To enable environment-specific .htaccess rules, you first need to set an environment variable in the fortrabbit dashboard. In the dashboard with your fortrabbit environment, make sure an ENV var key-value pair like this is present. See the .htaccess intro for context on how .htaccess rules work:

ENVIRONMENT=production
shell

In some cases we have pre-populated that for you already. See environment variables topic for more details on how environment variables are handled here.

2. Setup .htaccess files

Now in the local code base of your project, setup a custom .htaccess file for each environment in the web root of your project:

  • .htaccess in general and for local development
  • .htaccess_production for your fortrabbit App

This can also be extended to more environments. All .htaccess files should be under version control with Git.

3. Configure Composer

To automatically apply the correct .htaccess file for the current environment at deployment time, add a Composer post-install script to your composer.json in your local code base:

"scripts": {
  "post-install-cmd": [
    "@php -r \" define('HTSRC', 'web/.htaccess_' . getenv('ENVIRONMENT')); echo (file_exists(HTSRC) && copy(HTSRC, 'web/.htaccess')) ? HTSRC.' copied to web/.htaccess'.PHP_EOL : ''; \""
  ]
}
json

This Composer post install command will replace the contents of the .htaccess file with the contents of the file .htaccess_production, if that file is present and the environment variable ENVIRONMENT is set to production.

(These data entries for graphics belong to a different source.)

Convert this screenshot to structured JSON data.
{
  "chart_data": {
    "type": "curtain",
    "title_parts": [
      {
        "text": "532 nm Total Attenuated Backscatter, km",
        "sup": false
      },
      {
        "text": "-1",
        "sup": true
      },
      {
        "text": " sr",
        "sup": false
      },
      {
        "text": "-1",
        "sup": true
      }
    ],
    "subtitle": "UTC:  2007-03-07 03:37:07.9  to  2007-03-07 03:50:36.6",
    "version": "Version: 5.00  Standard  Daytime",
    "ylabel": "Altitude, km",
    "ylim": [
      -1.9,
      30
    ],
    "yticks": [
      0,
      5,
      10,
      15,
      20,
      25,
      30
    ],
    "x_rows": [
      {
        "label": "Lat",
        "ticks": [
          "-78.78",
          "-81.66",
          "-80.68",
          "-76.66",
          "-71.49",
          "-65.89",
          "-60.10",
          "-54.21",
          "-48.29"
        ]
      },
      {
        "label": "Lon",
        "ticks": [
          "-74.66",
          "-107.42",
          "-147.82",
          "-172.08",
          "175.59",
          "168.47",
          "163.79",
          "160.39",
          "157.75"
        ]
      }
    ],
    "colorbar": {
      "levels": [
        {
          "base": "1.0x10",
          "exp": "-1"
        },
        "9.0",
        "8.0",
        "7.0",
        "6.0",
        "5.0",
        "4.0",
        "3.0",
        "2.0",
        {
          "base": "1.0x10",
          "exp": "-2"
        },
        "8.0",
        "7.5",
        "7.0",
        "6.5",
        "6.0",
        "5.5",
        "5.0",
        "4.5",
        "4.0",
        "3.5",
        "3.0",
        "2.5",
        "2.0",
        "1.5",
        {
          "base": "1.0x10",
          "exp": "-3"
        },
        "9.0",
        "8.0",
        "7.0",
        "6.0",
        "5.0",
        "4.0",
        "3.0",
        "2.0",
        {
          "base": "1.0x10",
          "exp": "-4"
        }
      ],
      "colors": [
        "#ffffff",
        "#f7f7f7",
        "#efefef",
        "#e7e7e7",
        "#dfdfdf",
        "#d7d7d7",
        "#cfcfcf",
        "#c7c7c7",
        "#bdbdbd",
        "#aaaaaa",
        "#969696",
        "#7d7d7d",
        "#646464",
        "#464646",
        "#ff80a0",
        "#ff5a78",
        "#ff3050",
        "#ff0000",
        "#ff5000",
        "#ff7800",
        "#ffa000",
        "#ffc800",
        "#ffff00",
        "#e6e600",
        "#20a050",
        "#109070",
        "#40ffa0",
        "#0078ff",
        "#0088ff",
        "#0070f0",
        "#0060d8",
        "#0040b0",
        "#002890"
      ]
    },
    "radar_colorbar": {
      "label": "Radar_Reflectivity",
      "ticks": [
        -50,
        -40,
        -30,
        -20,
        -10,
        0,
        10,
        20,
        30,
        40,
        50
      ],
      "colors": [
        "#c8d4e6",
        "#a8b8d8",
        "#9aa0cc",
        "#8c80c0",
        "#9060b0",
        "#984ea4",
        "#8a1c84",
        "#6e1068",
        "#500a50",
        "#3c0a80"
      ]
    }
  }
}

On fortrabbit, depending on build steps, usually each time you deploy with Git, composer install runs automatically.

You can extend the concept to have more stages of course (see our multi staging article). To add custom rules for a staging environment, like http-auth - see HTTP auth article - create a matching .htaccess_staging file and set the ENVIRONMENT accordingly.

This also assumes that the root path of your App is web, which is true for Craft CMS. In the Composer example above, replace the web with the root path of your project.